Sie blickte auf das frische Obst und die dicke Scheibe Brot auf dem Teller. Daneben lag eine weiße Orchidee. Sie nahm sie in die Hand und trank einen Schluck Wasser aus einem Zinnbecher. »Wohnst du hier?«
»Im Augenblick, ja.« Er lächelte.
Während sie mit der Hand über die Wunde auf ihrem Kopf strich, spähte sie noch einmal auf das Essen und den Eisbeutel auf dem Bett. »Danke.«
Suresh nickte.
»Du hast mir keine einzige Frage gestellt.« Sie neigte den Kopf neugierig zur Seite.
»Nein«, erwiderte er nur.
Einen Moment herrschte Schweigen, doch zwischen den beiden begann es zu knistern.

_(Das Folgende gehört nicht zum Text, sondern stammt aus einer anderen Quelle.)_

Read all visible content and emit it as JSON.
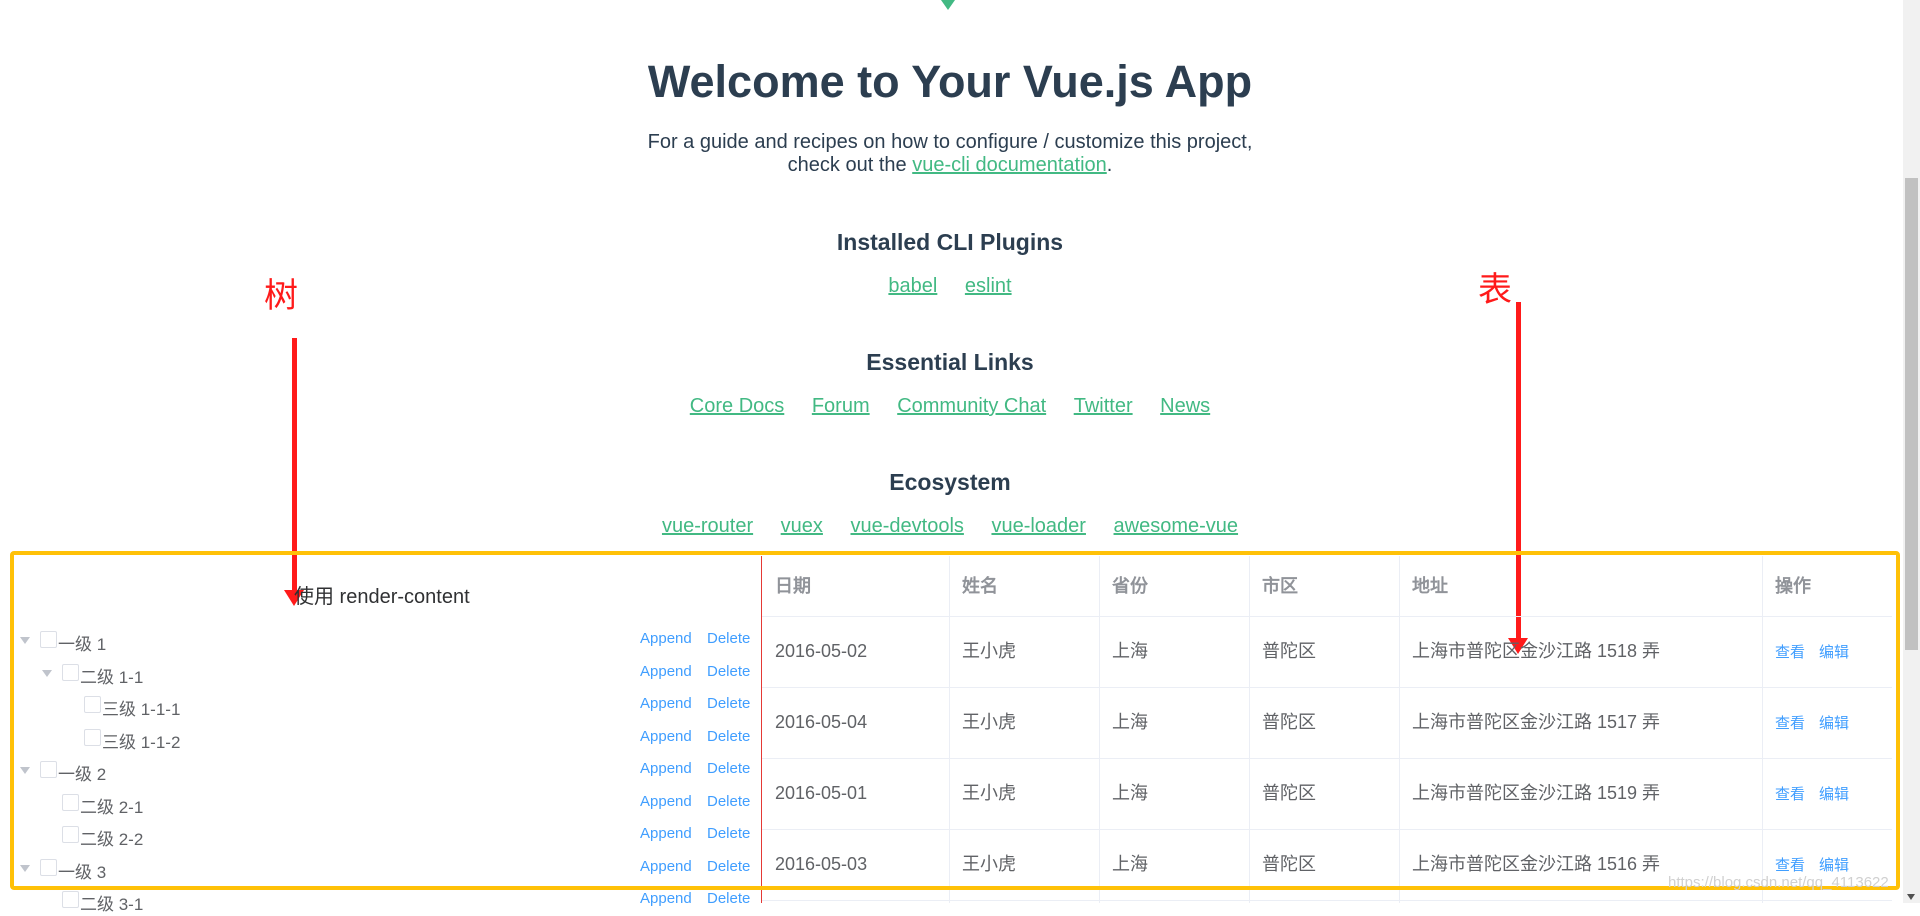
{
  "header": {
    "title": "Welcome to Your Vue.js App",
    "subtitle_line1": "For a guide and recipes on how to configure / customize this project,",
    "subtitle_prefix": "check out the",
    "subtitle_link": "vue-cli documentation",
    "subtitle_suffix": "."
  },
  "sections": {
    "plugins": {
      "title": "Installed CLI Plugins",
      "links": [
        "babel",
        "eslint"
      ]
    },
    "essential": {
      "title": "Essential Links",
      "links": [
        "Core Docs",
        "Forum",
        "Community Chat",
        "Twitter",
        "News"
      ]
    },
    "ecosystem": {
      "title": "Ecosystem",
      "links": [
        "vue-router",
        "vuex",
        "vue-devtools",
        "vue-loader",
        "awesome-vue"
      ]
    }
  },
  "annotations": {
    "tree_note": "树",
    "table_note": "表",
    "accent": "#ff1a1a",
    "frame_color": "#ffc107"
  },
  "tree": {
    "title": "使用 render-content",
    "append_label": "Append",
    "delete_label": "Delete",
    "nodes": [
      {
        "label": "一级 1",
        "expanded": true
      },
      {
        "label": "二级 1-1",
        "expanded": true
      },
      {
        "label": "三级 1-1-1"
      },
      {
        "label": "三级 1-1-2"
      },
      {
        "label": "一级 2",
        "expanded": true
      },
      {
        "label": "二级 2-1"
      },
      {
        "label": "二级 2-2"
      },
      {
        "label": "一级 3",
        "expanded": true
      },
      {
        "label": "二级 3-1"
      }
    ]
  },
  "table": {
    "headers": [
      "日期",
      "姓名",
      "省份",
      "市区",
      "地址",
      "操作"
    ],
    "view_label": "查看",
    "edit_label": "编辑",
    "rows": [
      [
        "2016-05-02",
        "王小虎",
        "上海",
        "普陀区",
        "上海市普陀区金沙江路 1518 弄"
      ],
      [
        "2016-05-04",
        "王小虎",
        "上海",
        "普陀区",
        "上海市普陀区金沙江路 1517 弄"
      ],
      [
        "2016-05-01",
        "王小虎",
        "上海",
        "普陀区",
        "上海市普陀区金沙江路 1519 弄"
      ],
      [
        "2016-05-03",
        "王小虎",
        "上海",
        "普陀区",
        "上海市普陀区金沙江路 1516 弄"
      ]
    ]
  },
  "watermark": "https://blog.csdn.net/qq_4113622"
}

»Ich heiße Nadia«, sagte sie schließlich mit einem verhaltenen Lächeln.
Nadia Desai war seit fast einem Monat auf der Flucht. Die Männer, von denen sie eine Woche lang beobachtet worden war, hatten an diesem Morgen versucht, sie zu schnappen. Sie hatten die Aufgabe, sie nach Hause zu bringen, und dabei spielte es keine Rolle, welcher Methoden sie sich bedienten. Auf jeden Fall sollte sie nach Mumbai zurückgebracht und dort vor Gericht gestellt werden.
Sie war neunzehn Jahre alt, zwei Jahre jünger als Suresh. Nadia sprach kaum über ihre Kindheit. Sie sagte nur, dass sie hart gewesen sei und sie viel Gewalt erleiden musste. Doch ihre perfekten Zähne und ihre kultivierte Sprache ließen vermuten, dass die Schwierigkeiten in ihrer Kindheit eher psychischer als körperlicher Natur gewesen waren.
Als Nadia aus ihrer Heimat geflohen war, hatte sie keine konkreten Pläne gehabt. Sie schlug sich bis in die Bergregion durch, um ein neues Leben zu beginnen und Liebe und Abenteuer zu finden. Bei Suresh fand sie sowohl das eine als auch das andere. Er durchquerte mit ihr den Dschungel und zeigte ihr, wie man in der Wildnis überlebte. Er brachte ihr bei, wie sie sich besser verteidigen konnte, und erklärte ihr, wie wichtig es war, Aggressionen und körperlichen Konfrontationen möglichst aus dem Weg zu gehen.
Eine Woche verging bis zu ihrem ersten Kuss und ein Monat, ehe sie miteinander schliefen. Und als es geschah, wusste Suresh, dass er eine Partnerin gefunden hatte, mit der er sein Leben verbringen wollte.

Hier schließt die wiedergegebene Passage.